Africa Defense Forum
ADF is a professional military magazine published quarterly by U.S. Africa Command to provide an international forum for African security professionals. ADF covers topics such as counter terrorism strategies, security and defense operations, transnational crime, and all other issues affecting peace, stability, and good governance on the African continent.

Ugandan Children Return to School After Nearly 2 Years


Uganda ended the world’s longest school closure on January 10, 2022, by ordering millions of students back to the classroom nearly two years after learning was suspended because of COVID-19.

Students returned to schools closed since March 2020 when COVID-19 swept the globe.

“I am so happy because I was missing school, my teachers, my friends and my studies,” 10-year-old Nawilah Senkungu told Agence France-Presse (AFP) at Nakasero Primary School in Kampala, where teachers encouraged students to wear masks and wash their hands.

Education Minister John Muyingo said all primary and secondary students would resume classes a year above where they left off.

“All schools have implemented guidelines and standard operating procedures to ensure the safe return of children to schools, and measures have been put in place to ensure those who don’t comply do so,” Muyingo said, according to Taarifa, a Rwandan news service.

Despite those assurances, some parents have been cautious in the wake of continuing infections. A week after the reopening, some schools were below 50% of regular enrollment, according to The Independent of Uganda.
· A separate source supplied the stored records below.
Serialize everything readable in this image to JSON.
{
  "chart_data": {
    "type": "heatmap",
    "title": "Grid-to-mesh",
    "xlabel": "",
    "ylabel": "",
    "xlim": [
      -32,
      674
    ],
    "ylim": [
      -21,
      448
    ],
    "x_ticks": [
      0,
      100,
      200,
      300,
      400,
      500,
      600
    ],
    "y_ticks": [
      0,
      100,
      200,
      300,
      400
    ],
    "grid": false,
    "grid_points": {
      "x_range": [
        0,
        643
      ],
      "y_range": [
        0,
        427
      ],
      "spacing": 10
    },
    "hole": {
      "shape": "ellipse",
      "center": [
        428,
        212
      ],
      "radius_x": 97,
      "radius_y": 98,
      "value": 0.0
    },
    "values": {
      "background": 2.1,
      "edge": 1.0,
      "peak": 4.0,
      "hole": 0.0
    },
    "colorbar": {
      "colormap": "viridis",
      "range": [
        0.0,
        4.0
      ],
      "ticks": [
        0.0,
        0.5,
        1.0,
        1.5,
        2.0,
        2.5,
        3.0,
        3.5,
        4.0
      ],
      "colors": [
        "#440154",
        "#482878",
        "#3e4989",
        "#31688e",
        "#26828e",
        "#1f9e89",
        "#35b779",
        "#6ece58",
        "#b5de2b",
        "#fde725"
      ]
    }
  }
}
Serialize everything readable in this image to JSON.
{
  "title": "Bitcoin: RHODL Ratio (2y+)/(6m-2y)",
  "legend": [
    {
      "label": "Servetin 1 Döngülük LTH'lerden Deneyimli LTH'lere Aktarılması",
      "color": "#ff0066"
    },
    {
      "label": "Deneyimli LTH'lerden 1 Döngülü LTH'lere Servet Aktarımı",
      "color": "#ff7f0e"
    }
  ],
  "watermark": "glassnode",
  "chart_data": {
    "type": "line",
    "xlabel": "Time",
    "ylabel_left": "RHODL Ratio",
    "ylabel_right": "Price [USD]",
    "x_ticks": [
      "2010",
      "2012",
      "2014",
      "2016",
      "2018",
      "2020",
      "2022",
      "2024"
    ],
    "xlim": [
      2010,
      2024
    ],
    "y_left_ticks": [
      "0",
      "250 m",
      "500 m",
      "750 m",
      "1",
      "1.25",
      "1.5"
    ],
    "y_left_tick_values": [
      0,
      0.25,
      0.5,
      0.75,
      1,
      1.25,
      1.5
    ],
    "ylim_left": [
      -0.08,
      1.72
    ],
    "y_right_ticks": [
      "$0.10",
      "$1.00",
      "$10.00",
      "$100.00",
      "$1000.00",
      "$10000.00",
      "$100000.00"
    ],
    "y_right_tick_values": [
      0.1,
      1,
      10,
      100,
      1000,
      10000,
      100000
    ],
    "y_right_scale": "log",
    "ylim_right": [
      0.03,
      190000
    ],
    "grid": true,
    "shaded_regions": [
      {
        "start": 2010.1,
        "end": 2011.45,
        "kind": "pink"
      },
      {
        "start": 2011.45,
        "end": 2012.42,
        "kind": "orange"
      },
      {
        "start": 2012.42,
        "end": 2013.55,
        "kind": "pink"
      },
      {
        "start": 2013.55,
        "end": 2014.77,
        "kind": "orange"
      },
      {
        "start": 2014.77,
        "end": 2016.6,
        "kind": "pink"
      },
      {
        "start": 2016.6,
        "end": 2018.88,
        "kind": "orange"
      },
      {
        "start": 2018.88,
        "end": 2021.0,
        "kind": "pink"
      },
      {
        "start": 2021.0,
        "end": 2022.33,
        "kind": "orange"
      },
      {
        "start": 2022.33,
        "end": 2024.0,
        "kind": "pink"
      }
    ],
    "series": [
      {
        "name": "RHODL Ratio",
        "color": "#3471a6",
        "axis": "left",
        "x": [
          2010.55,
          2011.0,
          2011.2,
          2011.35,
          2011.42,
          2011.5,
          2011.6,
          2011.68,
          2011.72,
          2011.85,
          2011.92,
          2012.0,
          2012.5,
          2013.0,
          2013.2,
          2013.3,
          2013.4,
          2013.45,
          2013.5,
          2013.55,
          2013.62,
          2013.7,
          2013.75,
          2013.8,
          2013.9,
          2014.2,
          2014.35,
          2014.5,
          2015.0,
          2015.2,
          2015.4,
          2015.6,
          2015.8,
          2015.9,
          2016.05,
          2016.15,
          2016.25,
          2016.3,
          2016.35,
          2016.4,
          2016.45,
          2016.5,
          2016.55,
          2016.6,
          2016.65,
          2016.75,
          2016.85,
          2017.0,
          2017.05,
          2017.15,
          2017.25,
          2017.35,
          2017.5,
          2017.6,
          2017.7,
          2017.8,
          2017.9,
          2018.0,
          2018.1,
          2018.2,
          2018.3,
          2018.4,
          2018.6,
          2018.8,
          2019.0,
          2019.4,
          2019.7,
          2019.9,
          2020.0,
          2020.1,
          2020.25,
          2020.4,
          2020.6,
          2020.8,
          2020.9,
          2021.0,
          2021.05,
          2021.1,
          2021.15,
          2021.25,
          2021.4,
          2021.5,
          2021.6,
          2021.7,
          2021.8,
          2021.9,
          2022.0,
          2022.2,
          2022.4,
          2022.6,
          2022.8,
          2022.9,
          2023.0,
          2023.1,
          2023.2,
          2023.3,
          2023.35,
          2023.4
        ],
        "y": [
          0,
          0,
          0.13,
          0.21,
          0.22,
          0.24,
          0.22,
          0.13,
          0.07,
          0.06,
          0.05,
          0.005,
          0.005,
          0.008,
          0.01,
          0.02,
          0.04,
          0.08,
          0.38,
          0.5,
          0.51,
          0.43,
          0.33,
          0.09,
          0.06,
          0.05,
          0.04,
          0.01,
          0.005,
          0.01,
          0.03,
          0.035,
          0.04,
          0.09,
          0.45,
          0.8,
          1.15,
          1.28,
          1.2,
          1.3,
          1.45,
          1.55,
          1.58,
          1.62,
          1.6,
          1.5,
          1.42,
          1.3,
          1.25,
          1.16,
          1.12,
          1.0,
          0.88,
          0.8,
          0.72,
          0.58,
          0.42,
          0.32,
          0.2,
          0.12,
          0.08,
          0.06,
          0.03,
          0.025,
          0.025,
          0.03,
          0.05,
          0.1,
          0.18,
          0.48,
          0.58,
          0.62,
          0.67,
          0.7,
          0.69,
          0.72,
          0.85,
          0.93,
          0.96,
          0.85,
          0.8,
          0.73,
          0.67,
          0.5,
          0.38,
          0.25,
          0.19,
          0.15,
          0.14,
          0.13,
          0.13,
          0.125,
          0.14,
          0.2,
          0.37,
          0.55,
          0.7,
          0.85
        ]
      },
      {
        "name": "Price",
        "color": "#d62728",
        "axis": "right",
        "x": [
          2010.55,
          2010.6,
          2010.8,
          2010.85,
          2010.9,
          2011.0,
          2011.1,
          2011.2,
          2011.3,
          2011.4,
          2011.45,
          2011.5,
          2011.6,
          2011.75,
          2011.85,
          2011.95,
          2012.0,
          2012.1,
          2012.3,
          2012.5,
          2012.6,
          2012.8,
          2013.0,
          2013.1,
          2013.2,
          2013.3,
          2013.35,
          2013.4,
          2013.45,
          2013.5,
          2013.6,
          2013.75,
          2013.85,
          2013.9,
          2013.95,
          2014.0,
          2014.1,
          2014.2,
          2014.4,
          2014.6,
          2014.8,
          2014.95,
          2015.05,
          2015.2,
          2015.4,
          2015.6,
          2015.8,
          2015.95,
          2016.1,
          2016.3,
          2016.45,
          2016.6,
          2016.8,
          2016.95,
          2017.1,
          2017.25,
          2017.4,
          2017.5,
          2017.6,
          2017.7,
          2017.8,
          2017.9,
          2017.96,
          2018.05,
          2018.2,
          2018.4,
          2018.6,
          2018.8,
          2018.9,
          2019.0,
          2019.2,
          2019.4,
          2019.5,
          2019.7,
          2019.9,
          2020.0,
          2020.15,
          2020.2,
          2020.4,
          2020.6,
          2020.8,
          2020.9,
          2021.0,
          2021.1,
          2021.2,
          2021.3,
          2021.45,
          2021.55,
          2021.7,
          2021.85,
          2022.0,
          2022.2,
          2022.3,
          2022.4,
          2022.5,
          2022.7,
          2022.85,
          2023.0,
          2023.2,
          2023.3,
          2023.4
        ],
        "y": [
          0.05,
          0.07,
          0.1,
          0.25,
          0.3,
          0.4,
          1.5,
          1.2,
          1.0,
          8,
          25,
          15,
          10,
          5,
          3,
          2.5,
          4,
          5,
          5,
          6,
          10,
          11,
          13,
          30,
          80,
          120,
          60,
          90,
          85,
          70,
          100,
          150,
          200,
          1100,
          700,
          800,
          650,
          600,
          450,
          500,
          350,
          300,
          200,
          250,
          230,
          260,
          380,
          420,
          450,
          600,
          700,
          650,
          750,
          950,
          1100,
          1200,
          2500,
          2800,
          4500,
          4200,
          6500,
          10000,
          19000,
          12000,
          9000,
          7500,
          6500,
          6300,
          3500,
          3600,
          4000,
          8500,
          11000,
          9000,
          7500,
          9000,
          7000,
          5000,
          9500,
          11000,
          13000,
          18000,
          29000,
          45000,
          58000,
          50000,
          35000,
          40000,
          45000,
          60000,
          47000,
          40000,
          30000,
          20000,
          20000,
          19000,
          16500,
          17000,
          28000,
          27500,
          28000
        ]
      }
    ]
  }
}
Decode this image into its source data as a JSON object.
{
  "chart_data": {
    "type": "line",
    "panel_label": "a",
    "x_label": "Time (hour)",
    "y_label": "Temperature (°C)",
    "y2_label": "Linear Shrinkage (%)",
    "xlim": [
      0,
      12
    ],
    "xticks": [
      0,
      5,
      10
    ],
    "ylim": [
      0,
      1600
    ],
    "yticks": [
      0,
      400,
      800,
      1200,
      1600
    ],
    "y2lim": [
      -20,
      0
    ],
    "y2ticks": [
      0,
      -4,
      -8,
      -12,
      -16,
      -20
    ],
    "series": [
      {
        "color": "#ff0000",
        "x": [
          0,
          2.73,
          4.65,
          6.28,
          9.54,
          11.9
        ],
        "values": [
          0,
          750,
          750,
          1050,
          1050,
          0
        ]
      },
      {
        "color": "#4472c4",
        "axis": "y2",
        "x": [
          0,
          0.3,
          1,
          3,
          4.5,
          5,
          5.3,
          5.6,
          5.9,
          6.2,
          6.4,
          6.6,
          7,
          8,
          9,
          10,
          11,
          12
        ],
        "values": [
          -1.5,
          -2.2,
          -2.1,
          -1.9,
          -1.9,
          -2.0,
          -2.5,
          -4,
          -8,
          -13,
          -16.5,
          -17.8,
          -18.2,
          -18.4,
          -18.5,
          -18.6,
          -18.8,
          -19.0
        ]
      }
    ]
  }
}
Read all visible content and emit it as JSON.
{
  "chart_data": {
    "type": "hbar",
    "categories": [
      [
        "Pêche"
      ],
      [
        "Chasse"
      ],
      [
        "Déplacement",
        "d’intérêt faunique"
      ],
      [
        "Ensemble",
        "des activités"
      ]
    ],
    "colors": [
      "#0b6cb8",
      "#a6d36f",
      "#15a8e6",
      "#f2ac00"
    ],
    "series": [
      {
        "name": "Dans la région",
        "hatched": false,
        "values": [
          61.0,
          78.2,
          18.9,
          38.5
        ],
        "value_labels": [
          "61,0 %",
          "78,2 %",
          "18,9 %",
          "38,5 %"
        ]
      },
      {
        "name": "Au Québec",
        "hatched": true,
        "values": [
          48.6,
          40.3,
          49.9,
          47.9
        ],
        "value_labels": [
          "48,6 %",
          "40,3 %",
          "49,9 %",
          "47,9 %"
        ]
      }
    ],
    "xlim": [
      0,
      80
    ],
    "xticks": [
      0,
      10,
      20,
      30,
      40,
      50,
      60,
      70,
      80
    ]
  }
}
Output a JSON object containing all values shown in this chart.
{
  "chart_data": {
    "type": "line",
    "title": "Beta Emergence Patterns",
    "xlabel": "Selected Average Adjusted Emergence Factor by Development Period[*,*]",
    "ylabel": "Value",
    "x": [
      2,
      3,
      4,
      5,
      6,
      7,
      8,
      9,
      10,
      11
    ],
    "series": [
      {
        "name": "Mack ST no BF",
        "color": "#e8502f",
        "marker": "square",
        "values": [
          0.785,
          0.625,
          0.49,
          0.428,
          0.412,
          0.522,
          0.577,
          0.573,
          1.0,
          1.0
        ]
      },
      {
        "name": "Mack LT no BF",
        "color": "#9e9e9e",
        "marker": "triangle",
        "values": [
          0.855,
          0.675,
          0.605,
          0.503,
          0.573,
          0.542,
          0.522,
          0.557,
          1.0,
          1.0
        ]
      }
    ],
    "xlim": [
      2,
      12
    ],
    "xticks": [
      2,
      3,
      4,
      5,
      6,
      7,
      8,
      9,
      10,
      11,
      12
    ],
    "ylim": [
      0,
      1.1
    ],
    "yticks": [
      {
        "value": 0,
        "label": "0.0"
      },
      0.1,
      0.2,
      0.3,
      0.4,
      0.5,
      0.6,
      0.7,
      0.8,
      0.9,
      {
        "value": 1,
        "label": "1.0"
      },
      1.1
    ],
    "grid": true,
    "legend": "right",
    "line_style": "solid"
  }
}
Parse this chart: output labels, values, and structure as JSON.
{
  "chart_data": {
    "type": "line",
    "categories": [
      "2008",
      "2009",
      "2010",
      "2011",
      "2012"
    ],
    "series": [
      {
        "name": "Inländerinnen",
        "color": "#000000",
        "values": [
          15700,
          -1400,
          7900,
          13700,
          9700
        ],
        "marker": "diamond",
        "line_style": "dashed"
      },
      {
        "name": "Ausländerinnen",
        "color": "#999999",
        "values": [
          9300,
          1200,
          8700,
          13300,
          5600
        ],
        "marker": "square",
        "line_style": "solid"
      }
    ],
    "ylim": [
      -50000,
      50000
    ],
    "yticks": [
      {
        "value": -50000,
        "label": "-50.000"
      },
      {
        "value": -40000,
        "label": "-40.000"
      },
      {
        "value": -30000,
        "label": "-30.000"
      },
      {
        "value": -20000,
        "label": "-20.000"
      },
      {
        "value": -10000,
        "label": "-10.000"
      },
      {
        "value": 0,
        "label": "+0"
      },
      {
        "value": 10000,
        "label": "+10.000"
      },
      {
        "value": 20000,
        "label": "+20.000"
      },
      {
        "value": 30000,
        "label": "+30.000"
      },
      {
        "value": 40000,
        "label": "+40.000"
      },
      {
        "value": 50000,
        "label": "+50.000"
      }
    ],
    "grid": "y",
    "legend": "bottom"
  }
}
Some administrators say parents held back to avoid paying school fees until they could be assured of their children’s safety. Dovicko Kisembo, head teacher at Mubuku Valley Secondary School in Mubuku town, told The Independent that many parents were concerned that authorities would announce another lockdown because of rising COVID-19 cases.

Muyingo has said that any school demanding fees above prepandemic rates would be sanctioned.

The closures affected at least 10 million primary and secondary pupils and lasted 83 weeks, according to the United Nations’ education and cultural body, UNESCO.

Nawilah spent the long closure tending chickens and digging the fields on her grandparents’ small farm.

“I am very happy to see my children back to school,” her father, Siraj Senkungu, told AFP. “They have been missing their teachers plus learning.”